Lori Elaine Lightfoot is an American attorney and politician who serves as the 56th mayor of Chicago. She is the first openly lesbian African-American woman to be elected mayor of a major city in the United States. Lightfoot was born in Massillon, Ohio, and grew up in a mostly white neighborhood on the west side of the city.

About Lori Lightfoot in brief

Summary Lori LightfootLori Elaine Lightfoot is an American attorney and politician who serves as the 56th mayor of Chicago. She is the first openly lesbian African-American woman to be elected mayor of a major city in the United States. Lightfoot ran for Mayor of Chicago in 2019, advancing to a runoff election against Toni Preckwinkle in the February 2019 election. She has served as mayor since 2019, and is a member of the Democratic Party. She was born in Massillon, Ohio, and grew up in a mostly white neighborhood on the west side of the city. She pursued seven different types of employment to pay for her education, including working as a resident assistant and as a cook for the school’s football team. While in high school, Lightfoot helped organize a boycott of her school’s lunch program over the quality of its pizza.
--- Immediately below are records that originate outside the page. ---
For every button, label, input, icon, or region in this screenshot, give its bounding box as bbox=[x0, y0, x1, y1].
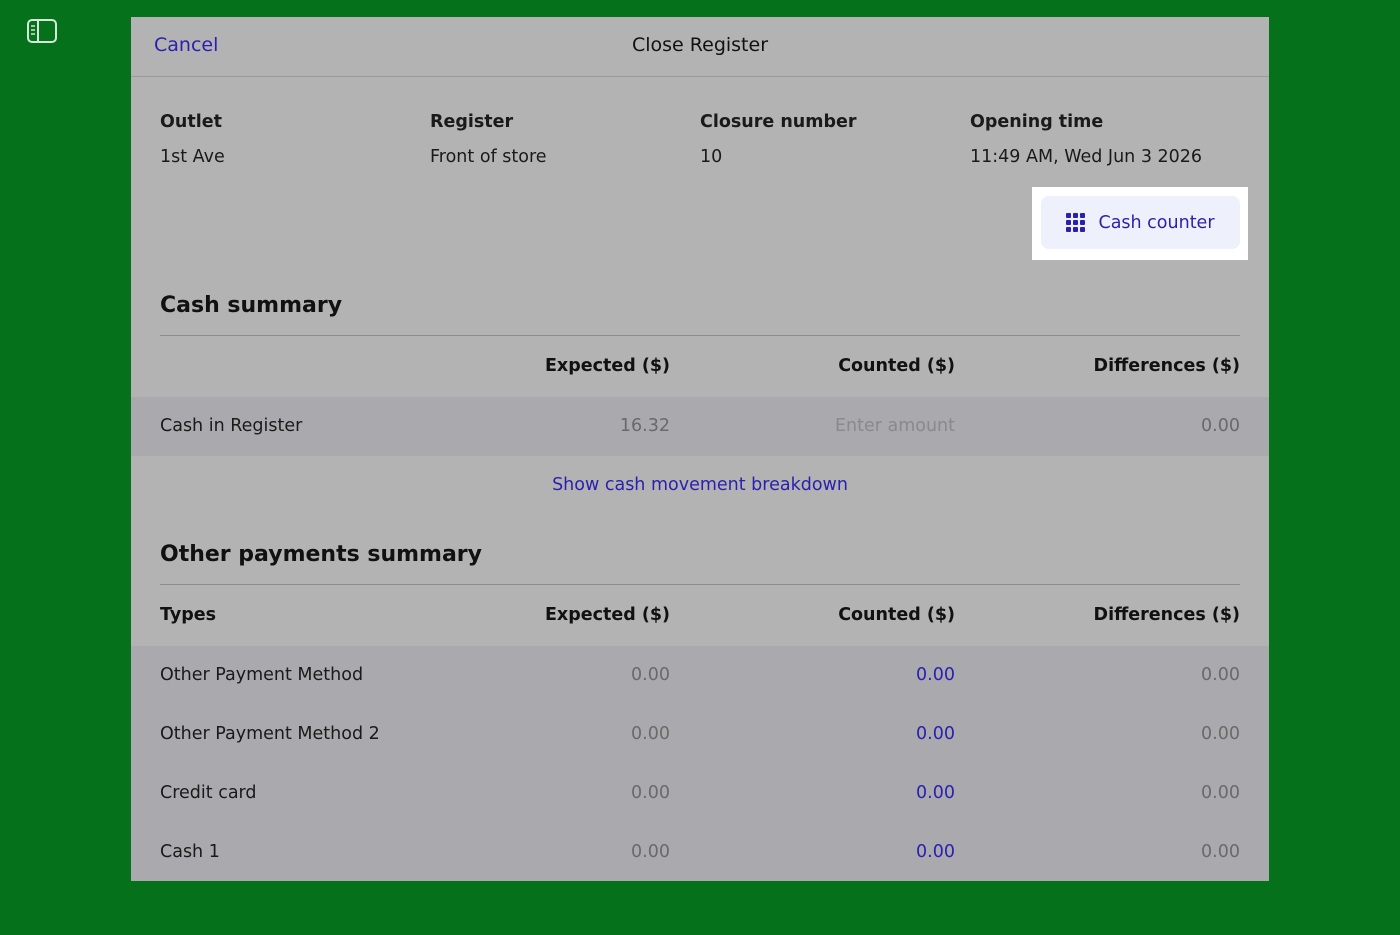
grid-icon bbox=[1066, 212, 1086, 233]
outlet-label: Outlet bbox=[160, 112, 222, 132]
payment-type: Credit card bbox=[160, 783, 257, 803]
cash-counter-button[interactable]: Cash counter bbox=[1041, 196, 1240, 249]
expected-value: 16.32 bbox=[619, 416, 670, 436]
payment-type: Other Payment Method 2 bbox=[160, 724, 380, 744]
closure-label: Closure number bbox=[700, 112, 857, 132]
cash-counter-label: Cash counter bbox=[1098, 212, 1215, 233]
opening-label: Opening time bbox=[970, 112, 1104, 132]
counted-value[interactable]: 0.00 bbox=[916, 842, 955, 862]
divider bbox=[160, 584, 1240, 585]
payment-type: Cash 1 bbox=[160, 842, 220, 862]
counted-column-header: Counted ($) bbox=[838, 356, 955, 376]
difference-value: 0.00 bbox=[1201, 665, 1240, 685]
opening-info: Opening time 11:49 AM, Wed Jun 3 2026 bbox=[970, 112, 1202, 167]
cash-counter-highlight: Cash counter bbox=[1032, 187, 1248, 260]
other-payments-header: Types Expected ($) Counted ($) Differenc… bbox=[160, 605, 1240, 635]
differences-column-header: Differences ($) bbox=[1093, 356, 1240, 376]
counted-value[interactable]: 0.00 bbox=[916, 783, 955, 803]
expected-column-header: Expected ($) bbox=[544, 605, 670, 625]
expected-value: 0.00 bbox=[631, 724, 670, 744]
expected-column-header: Expected ($) bbox=[544, 356, 670, 376]
closure-info: Closure number 10 bbox=[700, 112, 857, 167]
modal-header: Cancel Close Register bbox=[131, 17, 1269, 77]
differences-column-header: Differences ($) bbox=[1093, 605, 1240, 625]
outlet-value: 1st Ave bbox=[160, 147, 225, 167]
cash-in-register-row: Cash in Register 16.32 Enter amount 0.00 bbox=[131, 397, 1269, 456]
counted-column-header: Counted ($) bbox=[838, 605, 955, 625]
expected-value: 0.00 bbox=[631, 842, 670, 862]
other-payments-title: Other payments summary bbox=[160, 542, 482, 567]
table-row: Other Payment Method 2 0.00 0.00 0.00 bbox=[131, 705, 1269, 764]
difference-value: 0.00 bbox=[1201, 783, 1240, 803]
opening-value: 11:49 AM, Wed Jun 3 2026 bbox=[970, 147, 1203, 167]
close-register-modal: Cancel Close Register Outlet 1st Ave Reg… bbox=[131, 17, 1269, 881]
payment-type: Other Payment Method bbox=[160, 665, 364, 685]
difference-value: 0.00 bbox=[1201, 416, 1240, 436]
closure-value: 10 bbox=[700, 147, 723, 167]
register-info: Outlet 1st Ave Register Front of store C… bbox=[160, 112, 1240, 172]
show-cash-movement-breakdown-link[interactable]: Show cash movement breakdown bbox=[131, 475, 1269, 495]
cash-summary-title: Cash summary bbox=[160, 293, 343, 318]
table-row: Cash 1 0.00 0.00 0.00 bbox=[131, 823, 1269, 881]
table-row: Other Payment Method 0.00 0.00 0.00 bbox=[131, 646, 1269, 705]
expected-value: 0.00 bbox=[631, 665, 670, 685]
sidebar-toggle-icon[interactable] bbox=[26, 18, 58, 44]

She graduated from the University of Chicago Law School, where she was awarded a full scholarship. She then became a practicing attorney at the Mayer Brown law firm, serving a wide cross-section of clients. In 2002 she was appointed chief of the Chicago Police Department Office of Professional Standards, a now-defunct governmental oversight group. In the position, she was in charge of investigating possible cases of police misconduct, including police shootings of civilians. She went against Police orthodoxy by recommending the firing of officer Alvin Weems, who shot and killed an unarmed man, Michael Pleasance, even after video evidence revealed the initial claims were not true. In 1999, Light foot was issued a warning for misconduct by judge Richard Posner in a case in which she was found by the U.S.

Court of Appeals for the Seventh Circuit to have misled a United States Circuit Judge regarding a suspect’s whereabouts, making it impossible for the judge to stay the suspect’s extradition to Norway. She also served as a clerk for Justice Charles Levin of the Michigan Supreme Court, and helped to prosecute those accused of federal crimes, including drug crimes. She helped to convict alderman Virgil Jones, who was convicted in Operation Silver Shovel, an FBI investigation into Chicago corruption. During her mayoral campaign, she cited several reasons for entering public service, including a desire to represent the African- American community, a sense of injustice based on the murder of a family member by a Ku Klux Klan member in the 1920s, and her older brother’s struggles with the law. She said she chose to attend law school not because of her brother’s legal troubles, but because she wanted a job that offered financial independence. In 2013, her high school alumni association named her a “Distinguished Citizen’s” in 2013. She was elected high school class president three times, and was a trumpet player in the school band, point guard on the basketball team, yearbook editor, and Pep Club member. She held the position of administrator of two police groups, including Chicago Police Superintendent Terry Hill and Chicago Police Accountability Task Force. Lightfoot also worked for Congress members Ralph Regula and Barbara Mikulski.